On Thursday, the House approved a bill (HB 1411) by Miami Springs Republican Rep. Bryan Ávila that would direct the state Office of Energy to develop and submit to the Legislature recommendations for a regulatory framework for the development and operation of floating solar-power facilities.
The bill passed 112-0 with no discussion.
Provided the measure passes in the Senate, those plans — which would cover both private- and public-sector entities — would be due Dec. 31.
An identically titled and similarly worded measure filed by Hialeah Sen. Manny Diaz Jr. awaits a second reading before the full Senate.
Sometimes referred to using the portmanteau “floatovoltaic,” the floating photovoltaic facilities only would be permitted atop man-made water storage reservoirs, including wastewater treatment ponds, abandoned lime rock quarries, stormwater treatment ponds and reclaimed water ponds.
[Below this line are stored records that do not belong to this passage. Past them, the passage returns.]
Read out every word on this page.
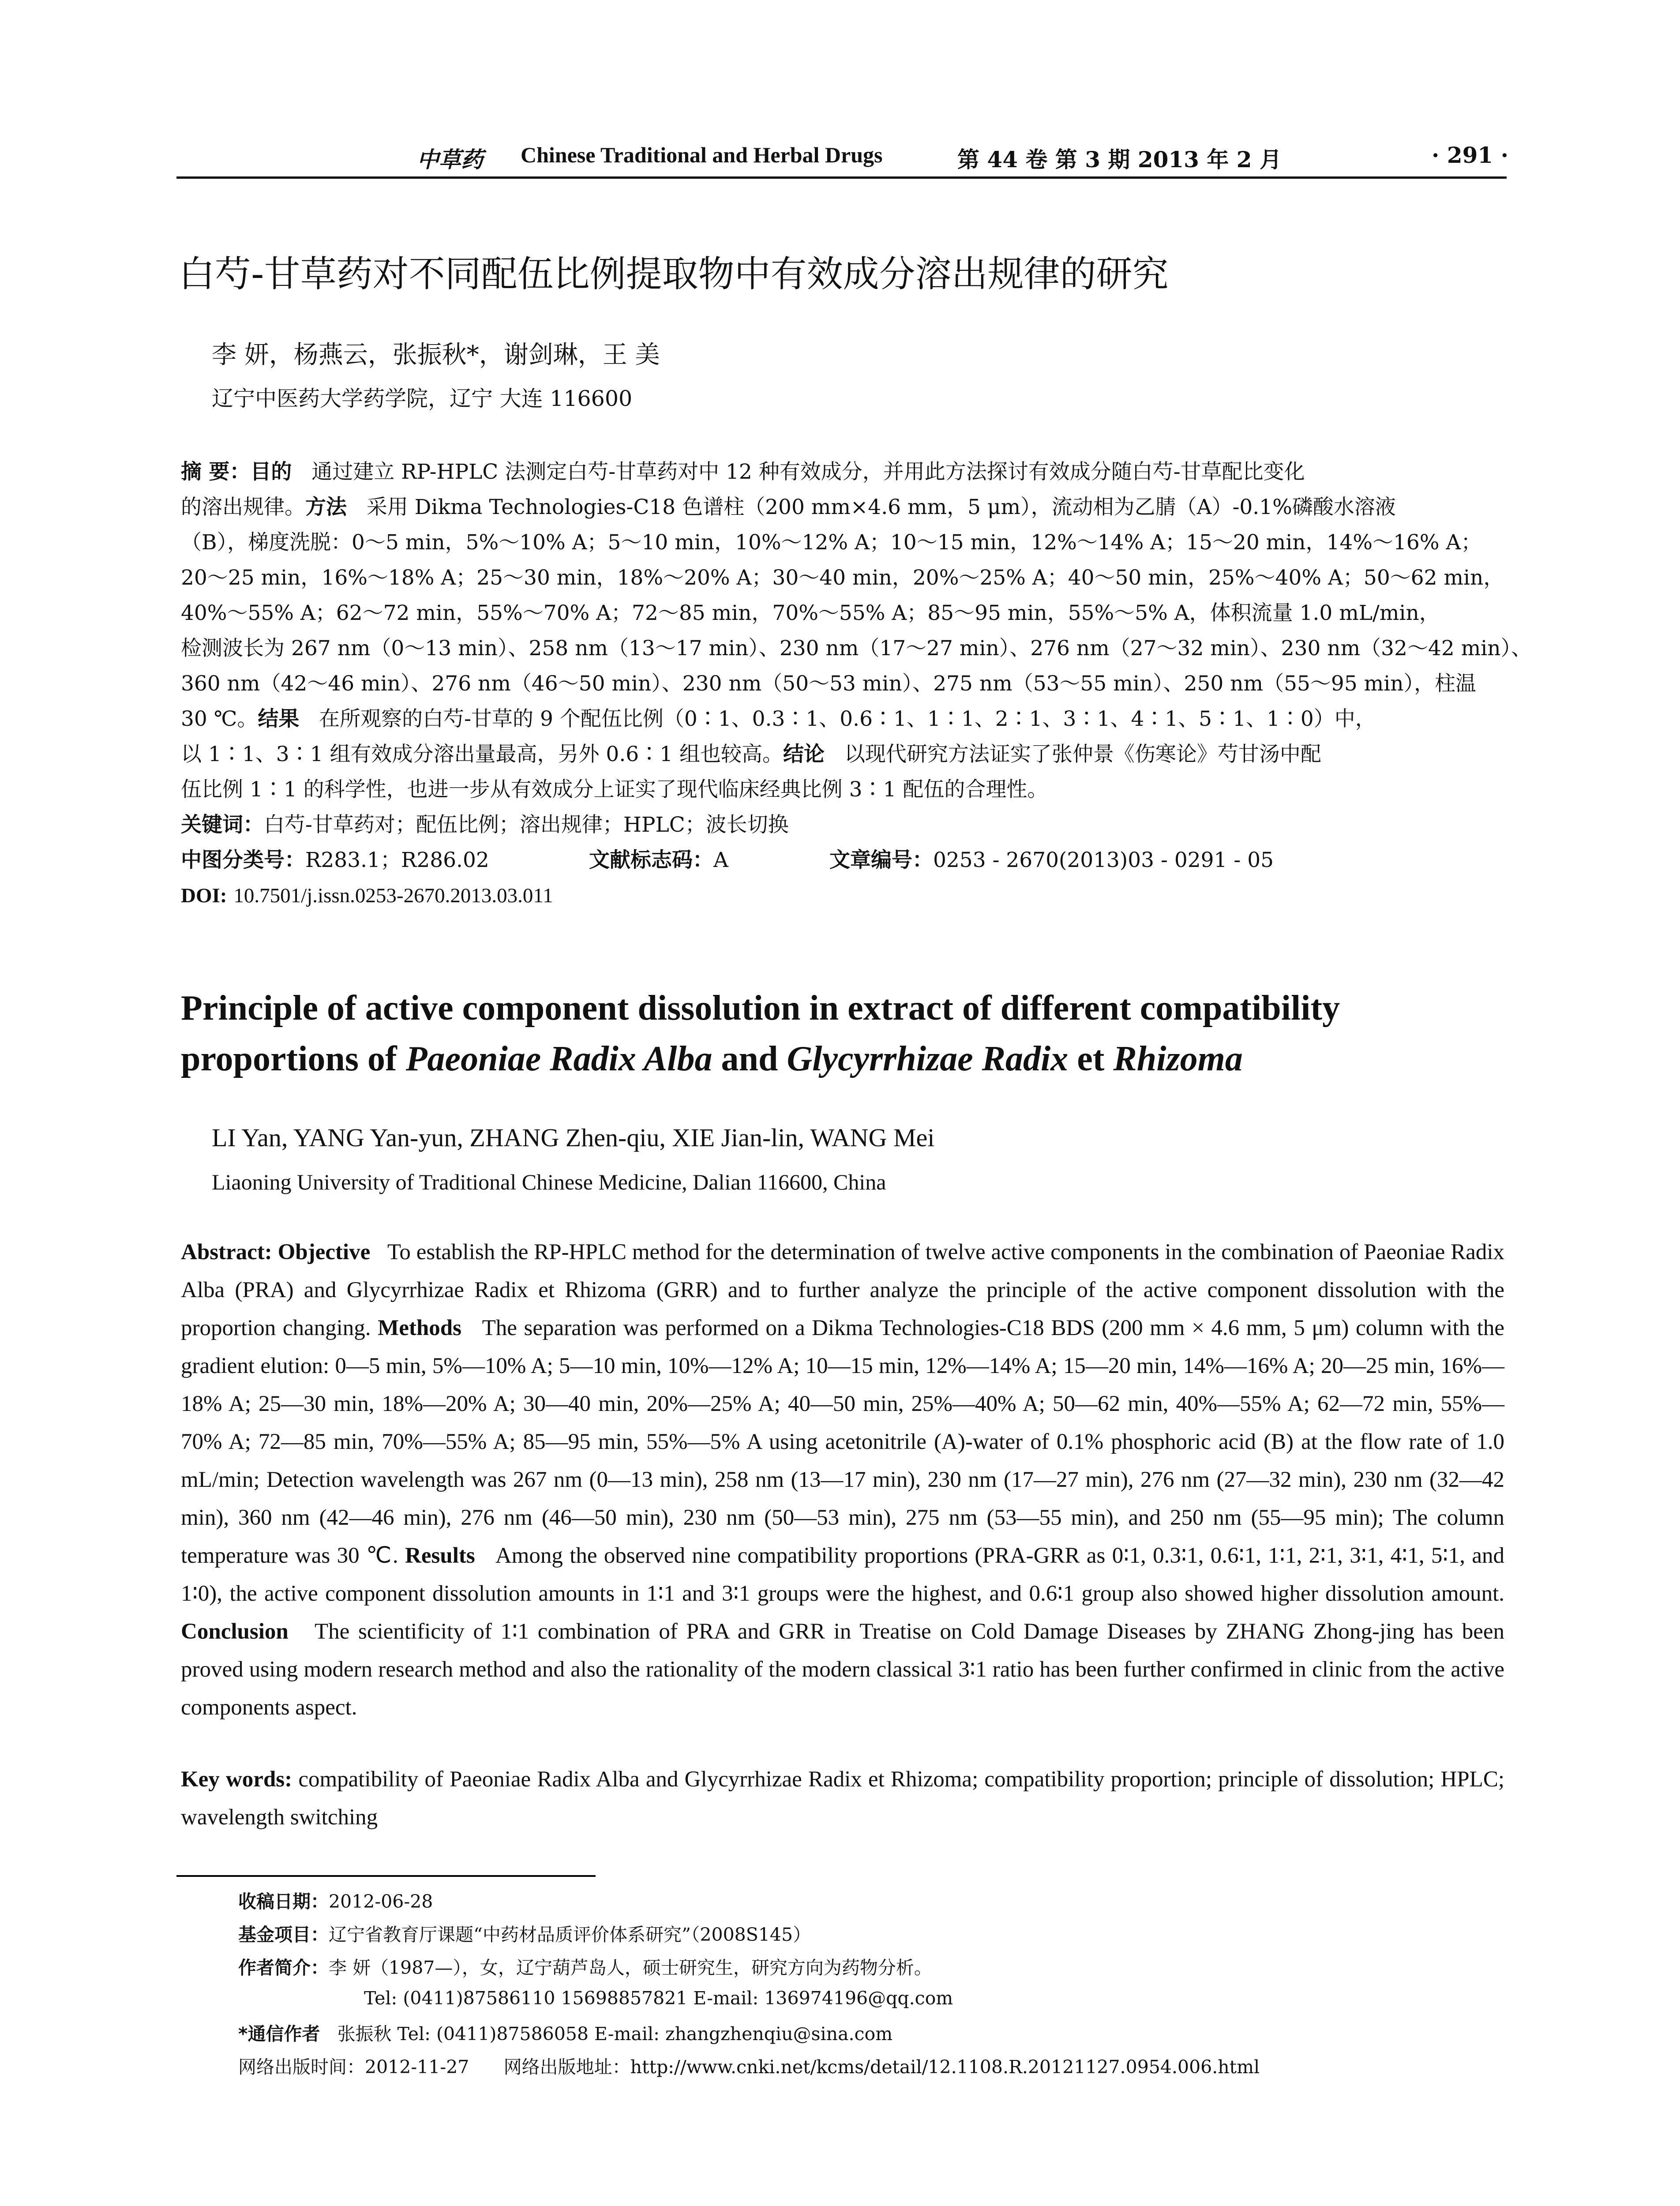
中草药 Chinese Traditional and Herbal Drugs	第 44 卷 第 3 期 2013 年 2 月	· 291 ·
白芍-甘草药对不同配伍比例提取物中有效成分溶出规律的研究
李 妍，杨燕云，张振秋*，谢剑琳，王 美
辽宁中医药大学药学院，辽宁 大连 116600
摘 要：目的 通过建立 RP-HPLC 法测定白芍-甘草药对中 12 种有效成分，并用此方法探讨有效成分随白芍-甘草配比变化
的溶出规律。方法 采用 Dikma Technologies-C18 色谱柱（200 mm×4.6 mm，5 μm），流动相为乙腈（A）-0.1%磷酸水溶液
（B），梯度洗脱：0～5 min，5%～10% A；5～10 min，10%～12% A；10～15 min，12%～14% A；15～20 min，14%～16% A；
20～25 min，16%～18% A；25～30 min，18%～20% A；30～40 min，20%～25% A；40～50 min，25%～40% A；50～62 min，
40%～55% A；62～72 min，55%～70% A；72～85 min，70%～55% A；85～95 min，55%～5% A，体积流量 1.0 mL/min，
检测波长为 267 nm（0～13 min）、258 nm（13～17 min）、230 nm（17～27 min）、276 nm（27～32 min）、230 nm（32～42 min）、
360 nm（42～46 min）、276 nm（46～50 min）、230 nm（50～53 min）、275 nm（53～55 min）、250 nm（55～95 min），柱温
30 ℃。结果 在所观察的白芍-甘草的 9 个配伍比例（0∶1、0.3∶1、0.6∶1、1∶1、2∶1、3∶1、4∶1、5∶1、1∶0）中，
以 1∶1、3∶1 组有效成分溶出量最高，另外 0.6∶1 组也较高。结论 以现代研究方法证实了张仲景《伤寒论》芍甘汤中配
伍比例 1∶1 的科学性，也进一步从有效成分上证实了现代临床经典比例 3∶1 配伍的合理性。
关键词：白芍-甘草药对；配伍比例；溶出规律；HPLC；波长切换
中图分类号：R283.1；R286.02	文献标志码：A	文章编号：0253 - 2670(2013)03 - 0291 - 05
DOI: 10.7501/j.issn.0253-2670.2013.03.011
Principle of active component dissolution in extract of different compatibility
proportions of Paeoniae Radix Alba and Glycyrrhizae Radix et Rhizoma
LI Yan, YANG Yan-yun, ZHANG Zhen-qiu, XIE Jian-lin, WANG Mei
Liaoning University of Traditional Chinese Medicine, Dalian 116600, China
Abstract: Objective To establish the RP-HPLC method for the determination of twelve active components in the combination of Paeoniae Radix Alba (PRA) and Glycyrrhizae Radix et Rhizoma (GRR) and to further analyze the principle of the active component dissolution with the proportion changing. Methods The separation was performed on a Dikma Technologies-C18 BDS (200 mm × 4.6 mm, 5 μm) column with the gradient elution: 0—5 min, 5%—10% A; 5—10 min, 10%—12% A; 10—15 min, 12%—14% A; 15—20 min, 14%—16% A; 20—25 min, 16%—18% A; 25—30 min, 18%—20% A; 30—40 min, 20%—25% A; 40—50 min, 25%—40% A; 50—62 min, 40%—55% A; 62—72 min, 55%—70% A; 72—85 min, 70%—55% A; 85—95 min, 55%—5% A using acetonitrile (A)-water of 0.1% phosphoric acid (B) at the flow rate of 1.0 mL/min; Detection wavelength was 267 nm (0—13 min), 258 nm (13—17 min), 230 nm (17—27 min), 276 nm (27—32 min), 230 nm (32—42 min), 360 nm (42—46 min), 276 nm (46—50 min), 230 nm (50—53 min), 275 nm (53—55 min), and 250 nm (55—95 min); The column temperature was 30 ℃. Results Among the observed nine compatibility proportions (PRA-GRR as 0∶1, 0.3∶1, 0.6∶1, 1∶1, 2∶1, 3∶1, 4∶1, 5∶1, and 1∶0), the active component dissolution amounts in 1∶1 and 3∶1 groups were the highest, and 0.6∶1 group also showed higher dissolution amount. Conclusion The scientificity of 1∶1 combination of PRA and GRR in Treatise on Cold Damage Diseases by ZHANG Zhong-jing has been proved using modern research method and also the rationality of the modern classical 3∶1 ratio has been further confirmed in clinic from the active components aspect.
Key words: compatibility of Paeoniae Radix Alba and Glycyrrhizae Radix et Rhizoma; compatibility proportion; principle of dissolution; HPLC; wavelength switching
收稿日期：2012-06-28
基金项目：辽宁省教育厅课题“中药材品质评价体系研究”（2008S145）
作者简介：李 妍（1987—），女，辽宁葫芦岛人，硕士研究生，研究方向为药物分析。
Tel: (0411)87586110 15698857821 E-mail: 136974196@qq.com
*通信作者 张振秋 Tel: (0411)87586058 E-mail: zhangzhenqiu@sina.com
网络出版时间：2012-11-27 网络出版地址：http://www.cnki.net/kcms/detail/12.1108.R.20121127.0954.006.html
No floating solar facilities would be permitted in any Everglades reservoir project if local governments say it will negatively impact the area or project.
The bill also originally extended that exception to the Lake Belt area, a roughly 89-square-mile region in northwest Miami-Dade County whose wetlands provide a buffer protecting the Everglades. But it was removed in a Feb. 4 amendment.
That amendment also extended to municipalities the power to adopt ordinances specifying “buffer and landscaping requirements” for the facilities — language Democratic Rep. Emily Slosberg-King of Boca Raton and the Florida League of Cities requested in January. Prior to the change, that power only fell to counties.
The state bill comes more than 2 ½ years after the Miami-Dade Commission approved a resolution directing then-Mayor Carlos Giménez’s administration to study the feasibility of using floating solar.
The item’s sponsor, Miami-Dade Mayor Daniella Levine Cava, then a County Commissioner, said the county was “uniquely positioned to take advantage of floating solar technologies” due to its “significant number of artificial lakes.”
Miami-Dade commissioners separately approved a 15-year, nonexclusive deal in March 2019 allowing Florida Power & Light to install, operate and maintain solar power equipment on Glide Angle Lake at Miami International Airport.
A similar system was installed last year at Orlando International Airport.
Floating solar power plants already are being used in Asia, home to the 10 largest facilities on the planet. But they’ve also grown increasingly popular stateside since the 2008 construction of 1,000 pontoon-mounted panels in California’s Napa Valley — the first nonexperimental floating solar array.
According to the U.S. Department of Energy’s National Renewable Energy Laboratory, installing solar facilities on water bodies identified as suitable for the technology could produce 10% of current national power generation.
Research also has found solar panels help to prevent the formation of harmful algal blooms in the waters upon which they are placed, which in turn have a “cooling effect” on the panels that boosts power production.